Esses homens que me condenam não conseguem me prejudicar, pois como podem homens que não são de bem prejudicar um homem de bem ? Mal maior é condenar um inocente.

Além disso, não é em causa própria que me defendo, longe disso. É por amor a vocês, pois temo que, me condenando, vocês ofendam um Deus. Pois é difícil encontrar alguém mais ligado à cidade do que eu e preocupado com seu bem. É preciso admitir que há algo maior, mais do que humano, que me faz negligenciar tudo o que é meu, para tratar de tornar todos e cada um mais virtuoso, qual um pai ou um irmão mais velho.

E faço isso sem salário. Nenhuma testemunha a não ser minha pobreza.

Isso que eu digo que é mais do que humano é uma voz que me acompanha sempre e me insta a permanecer na vida privada, jamais na vida pública, na política. Prefiro aconselhar cada um particularmente, ao invés de aconselhar a cidade enquanto tal.

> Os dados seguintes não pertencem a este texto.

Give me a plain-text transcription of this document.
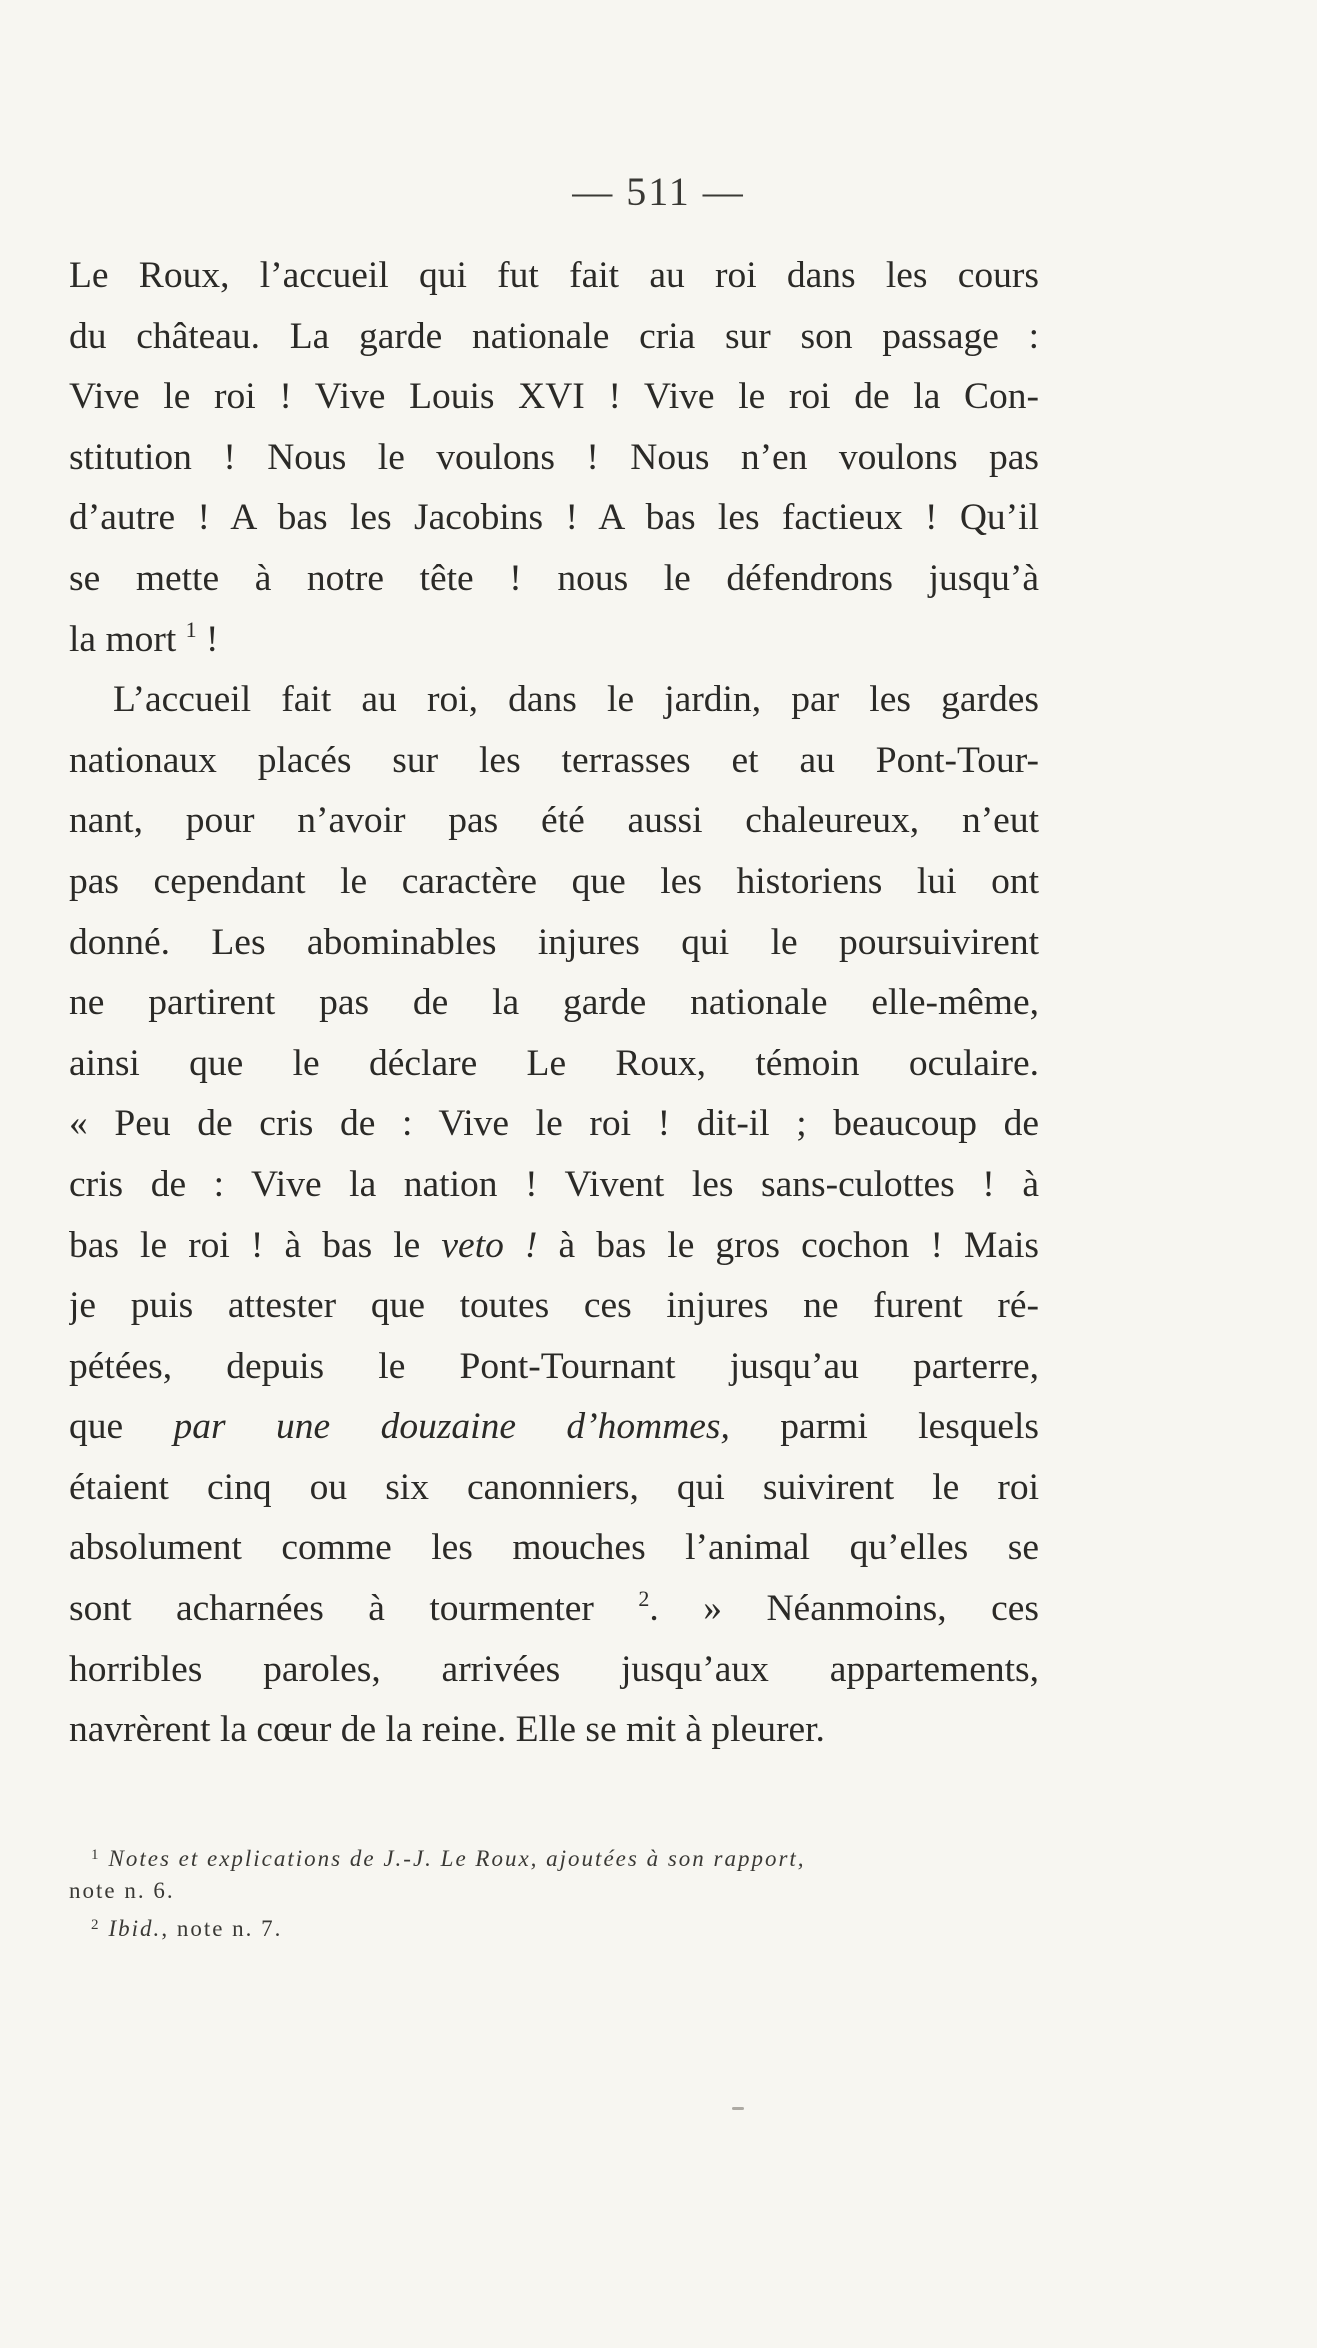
— 511 —
Le Roux, l’accueil qui fut fait au roi dans les cours
du château. La garde nationale cria sur son passage :
Vive le roi ! Vive Louis XVI ! Vive le roi de la Con-
stitution ! Nous le voulons ! Nous n’en voulons pas
d’autre ! A bas les Jacobins ! A bas les factieux ! Qu’il
se mette à notre tête ! nous le défendrons jusqu’à
la mort $^1$ !
L’accueil fait au roi, dans le jardin, par les gardes
nationaux placés sur les terrasses et au Pont-Tour-
nant, pour n’avoir pas été aussi chaleureux, n’eut
pas cependant le caractère que les historiens lui ont
donné. Les abominables injures qui le poursuivirent
ne partirent pas de la garde nationale elle-même,
ainsi que le déclare Le Roux, témoin oculaire.
« Peu de cris de : Vive le roi ! dit-il ; beaucoup de
cris de : Vive la nation ! Vivent les sans-culottes ! à
bas le roi ! à bas le veto ! à bas le gros cochon ! Mais
je puis attester que toutes ces injures ne furent ré-
pétées, depuis le Pont-Tournant jusqu’au parterre,
que par une douzaine d’hommes, parmi lesquels
étaient cinq ou six canonniers, qui suivirent le roi
absolument comme les mouches l’animal qu’elles se
sont acharnées à tourmenter $^2$. » Néanmoins, ces
horribles paroles, arrivées jusqu’aux appartements,
navrèrent la cœur de la reine. Elle se mit à pleurer.
$^1$ Notes et explications de J.-J. Le Roux, ajoutées à son rapport,
note n. 6.
$^2$ Ibid., note n. 7.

Nada fazer de injusto nem de ímpio, eis minhas únicas preocupações, e não a vida. Nunca cedi nada a ninguém, que fosse contrário ä Justiça.

Escapar à condenação não é escapar à morte, pois assim não nos tornamos imortais.

Não busquei a riqueza, em vez de buscar a virtude. E não há mal possível para o homem de bem nem durante a vida nem após sua morte. E os Deuses não são indiferentes a isso.”


[1] Lembrando que o mesmo fez Spinoza, que preferiu ser proibido de dar aulas, foi banido, teve a casa queimada e o chão salgado, teve a família maldita por 3 gerações, mas não obedeceu aos rabinos de sua cidade, que exigiam dele a retratação ao seu magnifico Tratado teológico-político.